Prove that $ x_1+ \dotsb + x_k=n, \frac1{x_1}+ \dotsb + \frac1{x_k}=1$
How would one prove that there exists a positive integer $N$ such that, for every positive integer $n\gt N$, there exist $k$ (depending on $n$) positive integers $x_1,x_2,\dotsc,x_k$ such that
1) $x_1\lt x_2\lt \dotsc \lt x_k$;
2) $x_1+ x_2+ \dotsb + x_k=n$;
3) $\frac1{x_1}+ \frac1{x_2}+ \dotsb + \frac1{x_k}=1$.
I have no clue about it. Could anyone help me? Thanks a lot.
P.S. I encountered it when surfing the Internet. I only know the problem was from a math student who got a perfect score on the IMO.
Solution 1:
Graham published a proof of this for $N = 77$ in 1963 as "A Theorem on Partitions," Journal of the Australian Mathematical Society 3 (1963), pp. 435-441.
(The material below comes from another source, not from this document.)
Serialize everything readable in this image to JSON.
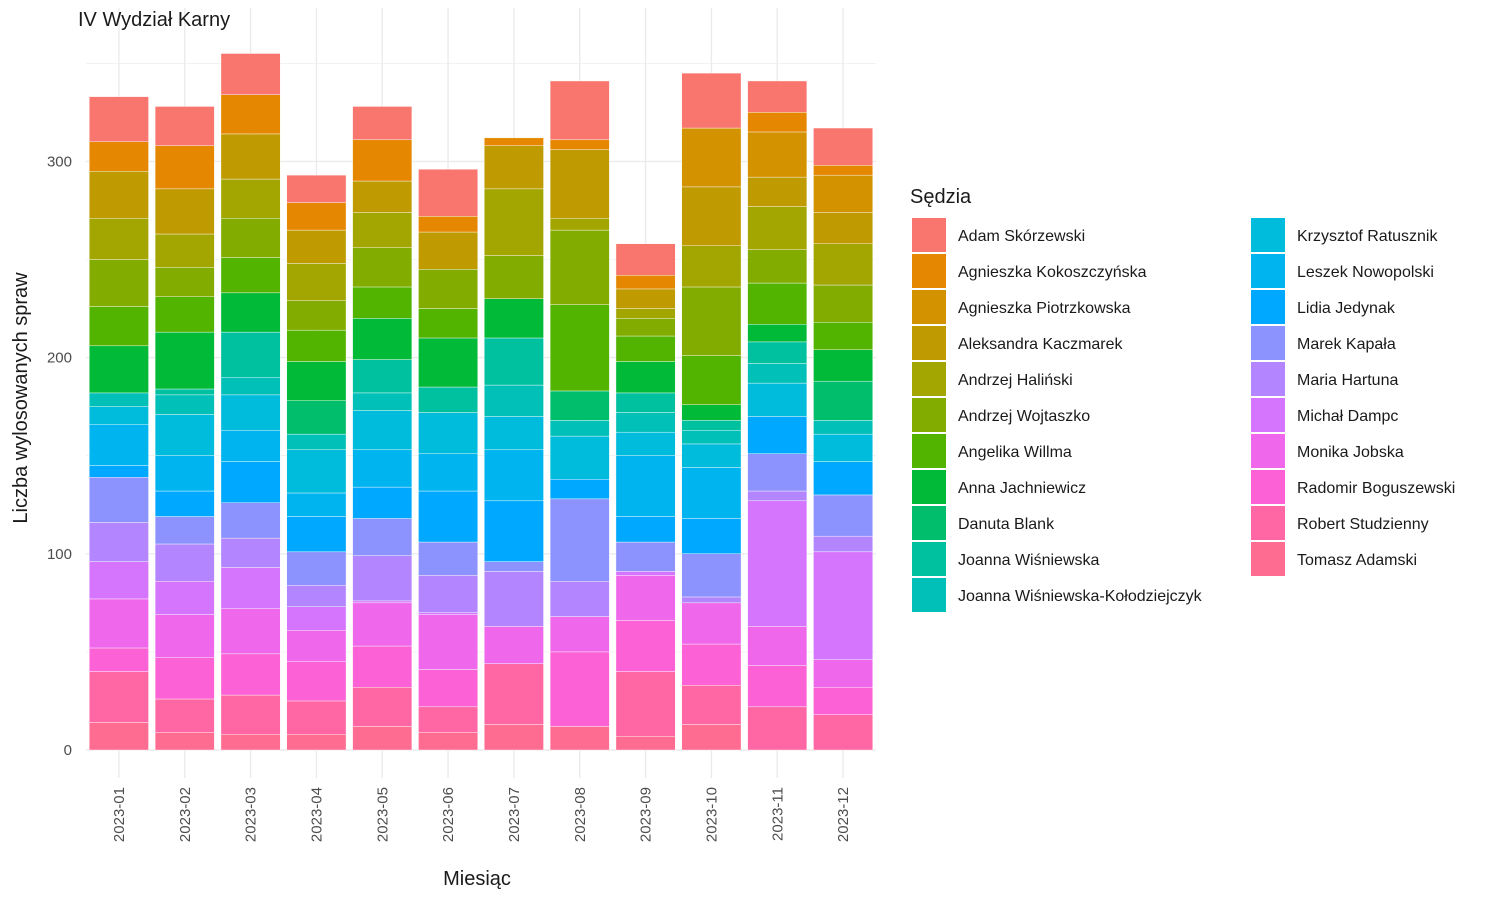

His proof is constructive and fairly short, but it does require a long table of decompositions for relatively small values of $n$. It would be interesting to see a non-constructive proof that doesn't require such a long list.
Here's his proof. First, he gives decompositions for all $n$ from 78 to 167 and all odd $n$ from 169 to 333. Then he says, "Now notice that each of the transformations $$ (a) \:\:\:\:1 = \frac{1}{d_1} + \cdots + \frac{1}{d_k} = \frac{1}{2} + \frac{1}{2d_1} + \cdots + \frac{1}{2d_k}$$ and $$ (b) \:\:\:\:1 = \frac{1}{d_1} + \cdots + \frac{1}{d_k} = \frac{1}{3} + \frac{1}{7} + \frac{1}{78} + \frac{1}{91} + \frac{1}{2d_1} + \cdots + \frac{1}{2d_k}$$ keeps the denominators distinct as long as no $d_i$ is 1 or 39. The new sums of the denominators are $2U+2$ and $2U+179$ respectively, where $$U = d_1 + d_2 + \cdots + d_k.$$ Since no 1 or 39 is used in the table, then by using (a) we can first extend the table to the even integers from $2 \cdot 88 + 2 = 168$ through $2 \cdot 166 + 2 = 334$ where none of the new denominators is 1 or 39. Then by using (a) and (b) we can next extend the table from $2 \cdot 78 + 179 = 335$ to $2 \cdot 334 + 2 = 670$. But none of the new denominators is 1 or 39 so we can again extend the table, and so on. This proves the theorem."